Poderia ficar na História por ter ocupado um lugar proeminente num período confuso e desafiante do tabuleiro internacional, se fosse capaz de ter uma visão imparcial e descomplexada dos actores em confronto em vários pontos do mundo, designadamente, na Ucrânia ou no Médio Oriente.
Mas ficará na História pelas piores razões, por ser hesitante, e sem uma visão estratégica diante de quadros complexos, sejam os conflitos e os terrorismos que ameaçam a Europa e outras zonas sensíveis do globo, sejam as eleições fictícias da Venezuela e o êxodo contínuo de população para os países limítrofes e para os Estados Unidos.

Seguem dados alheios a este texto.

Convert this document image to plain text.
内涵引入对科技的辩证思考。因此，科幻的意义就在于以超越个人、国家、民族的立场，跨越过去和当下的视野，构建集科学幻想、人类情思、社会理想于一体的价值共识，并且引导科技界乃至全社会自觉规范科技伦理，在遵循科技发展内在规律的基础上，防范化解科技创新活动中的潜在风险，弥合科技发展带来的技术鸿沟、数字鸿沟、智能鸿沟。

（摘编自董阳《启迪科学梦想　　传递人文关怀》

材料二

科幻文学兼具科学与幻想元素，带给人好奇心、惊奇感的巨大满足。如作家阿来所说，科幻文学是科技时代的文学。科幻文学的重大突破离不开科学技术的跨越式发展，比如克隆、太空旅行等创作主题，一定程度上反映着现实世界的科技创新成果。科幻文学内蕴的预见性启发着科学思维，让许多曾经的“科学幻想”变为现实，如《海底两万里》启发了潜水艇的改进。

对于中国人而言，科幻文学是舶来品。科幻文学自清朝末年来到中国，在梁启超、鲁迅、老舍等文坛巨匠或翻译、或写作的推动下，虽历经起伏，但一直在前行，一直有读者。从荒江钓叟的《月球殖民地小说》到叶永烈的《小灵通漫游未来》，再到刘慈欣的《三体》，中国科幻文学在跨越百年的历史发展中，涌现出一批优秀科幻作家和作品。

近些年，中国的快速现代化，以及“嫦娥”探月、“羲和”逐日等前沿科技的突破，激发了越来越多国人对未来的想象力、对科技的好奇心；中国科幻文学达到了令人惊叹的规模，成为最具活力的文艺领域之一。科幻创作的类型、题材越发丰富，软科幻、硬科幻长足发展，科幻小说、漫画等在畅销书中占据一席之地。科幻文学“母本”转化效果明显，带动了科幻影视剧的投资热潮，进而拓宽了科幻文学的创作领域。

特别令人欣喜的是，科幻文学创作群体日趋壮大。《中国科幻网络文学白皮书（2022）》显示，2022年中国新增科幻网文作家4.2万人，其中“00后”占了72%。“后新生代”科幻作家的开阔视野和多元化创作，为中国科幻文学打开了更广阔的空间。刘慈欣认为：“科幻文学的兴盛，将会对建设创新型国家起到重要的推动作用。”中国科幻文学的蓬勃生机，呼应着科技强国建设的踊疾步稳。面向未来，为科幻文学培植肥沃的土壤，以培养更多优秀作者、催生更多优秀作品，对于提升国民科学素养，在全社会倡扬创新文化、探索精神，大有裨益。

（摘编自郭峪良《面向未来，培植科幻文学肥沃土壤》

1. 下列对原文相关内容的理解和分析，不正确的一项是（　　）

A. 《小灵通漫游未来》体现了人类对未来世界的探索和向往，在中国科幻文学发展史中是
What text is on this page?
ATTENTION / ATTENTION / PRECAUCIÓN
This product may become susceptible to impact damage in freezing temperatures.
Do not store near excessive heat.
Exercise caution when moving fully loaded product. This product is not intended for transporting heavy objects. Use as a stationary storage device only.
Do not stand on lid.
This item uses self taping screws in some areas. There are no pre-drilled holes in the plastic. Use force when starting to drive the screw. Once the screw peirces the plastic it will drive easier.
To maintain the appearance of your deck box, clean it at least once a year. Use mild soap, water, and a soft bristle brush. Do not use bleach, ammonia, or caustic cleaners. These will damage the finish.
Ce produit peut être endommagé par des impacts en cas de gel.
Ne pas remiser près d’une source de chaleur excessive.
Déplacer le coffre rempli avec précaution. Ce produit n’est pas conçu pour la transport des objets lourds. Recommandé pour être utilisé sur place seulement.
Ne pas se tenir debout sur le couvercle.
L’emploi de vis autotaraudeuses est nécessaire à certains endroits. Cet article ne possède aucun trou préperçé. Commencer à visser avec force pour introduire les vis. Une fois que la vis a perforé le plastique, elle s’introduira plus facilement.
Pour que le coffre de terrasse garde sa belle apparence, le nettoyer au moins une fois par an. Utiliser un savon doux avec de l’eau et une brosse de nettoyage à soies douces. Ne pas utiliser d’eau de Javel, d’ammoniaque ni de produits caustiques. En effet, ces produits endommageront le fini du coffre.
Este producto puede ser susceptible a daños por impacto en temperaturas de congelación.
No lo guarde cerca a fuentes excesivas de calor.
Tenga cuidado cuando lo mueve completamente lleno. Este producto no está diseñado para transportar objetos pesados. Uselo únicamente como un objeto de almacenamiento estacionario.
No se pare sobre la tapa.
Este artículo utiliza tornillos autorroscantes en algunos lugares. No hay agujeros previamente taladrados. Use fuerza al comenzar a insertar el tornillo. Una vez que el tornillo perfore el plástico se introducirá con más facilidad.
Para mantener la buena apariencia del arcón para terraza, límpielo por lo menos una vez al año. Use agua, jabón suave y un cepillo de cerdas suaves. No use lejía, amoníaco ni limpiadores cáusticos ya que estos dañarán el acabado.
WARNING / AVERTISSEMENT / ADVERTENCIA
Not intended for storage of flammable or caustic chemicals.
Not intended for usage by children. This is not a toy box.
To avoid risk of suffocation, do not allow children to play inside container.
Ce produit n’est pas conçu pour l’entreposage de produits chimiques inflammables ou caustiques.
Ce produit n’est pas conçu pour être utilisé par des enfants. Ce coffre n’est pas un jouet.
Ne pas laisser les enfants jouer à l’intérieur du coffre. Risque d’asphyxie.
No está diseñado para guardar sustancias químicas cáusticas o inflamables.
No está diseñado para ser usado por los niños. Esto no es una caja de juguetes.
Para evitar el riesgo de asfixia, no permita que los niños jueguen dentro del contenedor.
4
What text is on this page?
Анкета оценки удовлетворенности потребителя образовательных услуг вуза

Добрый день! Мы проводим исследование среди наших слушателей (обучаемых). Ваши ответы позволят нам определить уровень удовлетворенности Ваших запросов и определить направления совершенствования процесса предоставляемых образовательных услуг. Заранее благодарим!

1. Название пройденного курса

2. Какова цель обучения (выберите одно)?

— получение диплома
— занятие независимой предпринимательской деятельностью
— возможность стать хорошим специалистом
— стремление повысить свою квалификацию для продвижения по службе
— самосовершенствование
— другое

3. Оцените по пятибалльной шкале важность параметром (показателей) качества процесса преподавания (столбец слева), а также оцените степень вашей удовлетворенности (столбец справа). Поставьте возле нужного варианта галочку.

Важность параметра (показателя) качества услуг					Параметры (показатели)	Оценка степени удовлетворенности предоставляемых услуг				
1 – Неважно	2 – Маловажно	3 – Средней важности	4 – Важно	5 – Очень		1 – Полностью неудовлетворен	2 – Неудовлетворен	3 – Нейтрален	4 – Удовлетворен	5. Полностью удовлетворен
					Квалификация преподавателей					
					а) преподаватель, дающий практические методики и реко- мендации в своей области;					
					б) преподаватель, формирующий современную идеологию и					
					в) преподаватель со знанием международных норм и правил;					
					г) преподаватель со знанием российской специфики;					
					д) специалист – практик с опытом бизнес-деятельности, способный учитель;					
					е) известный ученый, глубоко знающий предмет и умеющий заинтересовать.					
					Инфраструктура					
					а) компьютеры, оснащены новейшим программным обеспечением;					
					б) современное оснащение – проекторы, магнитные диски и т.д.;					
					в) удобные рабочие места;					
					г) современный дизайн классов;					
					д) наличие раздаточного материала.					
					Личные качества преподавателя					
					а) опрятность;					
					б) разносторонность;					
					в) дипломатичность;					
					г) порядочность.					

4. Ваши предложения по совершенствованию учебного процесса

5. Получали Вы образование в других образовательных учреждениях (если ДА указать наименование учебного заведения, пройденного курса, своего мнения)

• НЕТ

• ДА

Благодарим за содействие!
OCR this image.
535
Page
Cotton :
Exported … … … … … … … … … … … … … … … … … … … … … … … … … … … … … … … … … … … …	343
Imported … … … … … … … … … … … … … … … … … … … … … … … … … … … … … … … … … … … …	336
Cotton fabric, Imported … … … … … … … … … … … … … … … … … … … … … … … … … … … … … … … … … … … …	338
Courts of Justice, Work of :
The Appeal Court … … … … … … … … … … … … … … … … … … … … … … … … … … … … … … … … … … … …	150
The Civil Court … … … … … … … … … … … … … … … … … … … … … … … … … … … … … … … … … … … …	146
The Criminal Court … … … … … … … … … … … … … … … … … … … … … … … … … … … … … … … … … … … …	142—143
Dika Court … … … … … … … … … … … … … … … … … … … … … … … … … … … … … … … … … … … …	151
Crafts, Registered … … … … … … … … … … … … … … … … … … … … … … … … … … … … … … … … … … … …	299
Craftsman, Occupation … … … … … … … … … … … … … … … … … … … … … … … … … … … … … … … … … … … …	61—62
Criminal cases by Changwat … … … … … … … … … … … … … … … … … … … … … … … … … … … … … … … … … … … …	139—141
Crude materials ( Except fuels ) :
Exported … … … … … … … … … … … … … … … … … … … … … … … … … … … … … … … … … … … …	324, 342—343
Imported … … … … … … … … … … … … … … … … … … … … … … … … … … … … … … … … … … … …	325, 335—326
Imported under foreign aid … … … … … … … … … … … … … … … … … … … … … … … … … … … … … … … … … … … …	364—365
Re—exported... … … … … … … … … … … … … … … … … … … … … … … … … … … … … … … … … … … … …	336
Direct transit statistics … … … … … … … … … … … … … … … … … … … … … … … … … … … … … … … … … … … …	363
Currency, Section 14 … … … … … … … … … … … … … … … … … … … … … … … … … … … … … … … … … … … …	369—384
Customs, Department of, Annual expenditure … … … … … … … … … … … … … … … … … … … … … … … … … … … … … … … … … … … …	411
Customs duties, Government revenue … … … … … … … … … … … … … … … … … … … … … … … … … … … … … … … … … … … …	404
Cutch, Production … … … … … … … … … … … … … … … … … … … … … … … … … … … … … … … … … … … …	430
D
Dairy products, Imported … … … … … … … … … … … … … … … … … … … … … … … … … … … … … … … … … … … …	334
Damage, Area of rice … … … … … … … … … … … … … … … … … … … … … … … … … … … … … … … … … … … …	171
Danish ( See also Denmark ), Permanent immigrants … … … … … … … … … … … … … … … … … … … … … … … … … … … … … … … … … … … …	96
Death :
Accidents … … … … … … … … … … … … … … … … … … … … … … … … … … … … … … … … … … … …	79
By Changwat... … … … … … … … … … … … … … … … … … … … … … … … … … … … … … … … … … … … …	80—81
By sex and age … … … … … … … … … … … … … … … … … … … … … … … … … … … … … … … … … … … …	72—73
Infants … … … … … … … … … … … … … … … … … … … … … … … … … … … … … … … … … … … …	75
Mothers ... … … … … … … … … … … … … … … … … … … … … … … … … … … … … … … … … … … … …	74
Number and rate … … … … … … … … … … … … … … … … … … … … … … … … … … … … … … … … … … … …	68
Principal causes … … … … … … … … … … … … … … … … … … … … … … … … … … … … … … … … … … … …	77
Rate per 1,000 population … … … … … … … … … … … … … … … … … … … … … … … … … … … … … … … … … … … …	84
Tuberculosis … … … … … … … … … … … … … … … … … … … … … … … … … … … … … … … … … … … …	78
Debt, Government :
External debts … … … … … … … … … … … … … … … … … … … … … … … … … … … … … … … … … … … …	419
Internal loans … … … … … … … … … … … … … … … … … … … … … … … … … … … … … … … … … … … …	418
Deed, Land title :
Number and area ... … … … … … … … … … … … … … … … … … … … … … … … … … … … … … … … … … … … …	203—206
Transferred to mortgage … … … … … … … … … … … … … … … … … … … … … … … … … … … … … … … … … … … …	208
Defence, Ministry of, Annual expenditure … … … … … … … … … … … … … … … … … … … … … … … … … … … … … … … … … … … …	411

Na memória recente não houve outro secretário geral considerado “persona non grata”, ademais por um país envolvido num cenário de sobrevivência enquanto Estado.
Israel sofreu na pele o massacre de 7 de outubro, desencadeado por comandos dos Hamas, com muito menos manifestações de “indignados” a Ocidente ou de cobertura mediática, do que as retaliações que empreendeu na faixa de Gaza ou no Sul do Líbano.
Guterres desperdiçou a oportunidade de ficar na História e, titubeante, contraditório, foi incapaz de usar a palavra com autoridade, arrastando a ONU para a irrelevância.
Humilhado em Moscovo quando Putin o recebeu numa mesa excêntrica, Guterres saiu do Kremlin de mãos vazias, perante a invasão russa consumada na Ucrânia; ou agora, proibido de entrar em Israel, devido à fraqueza demonstrada na condenação do Hamas, do Hezbollah ou do Irão, aliados contra o Estado judaico.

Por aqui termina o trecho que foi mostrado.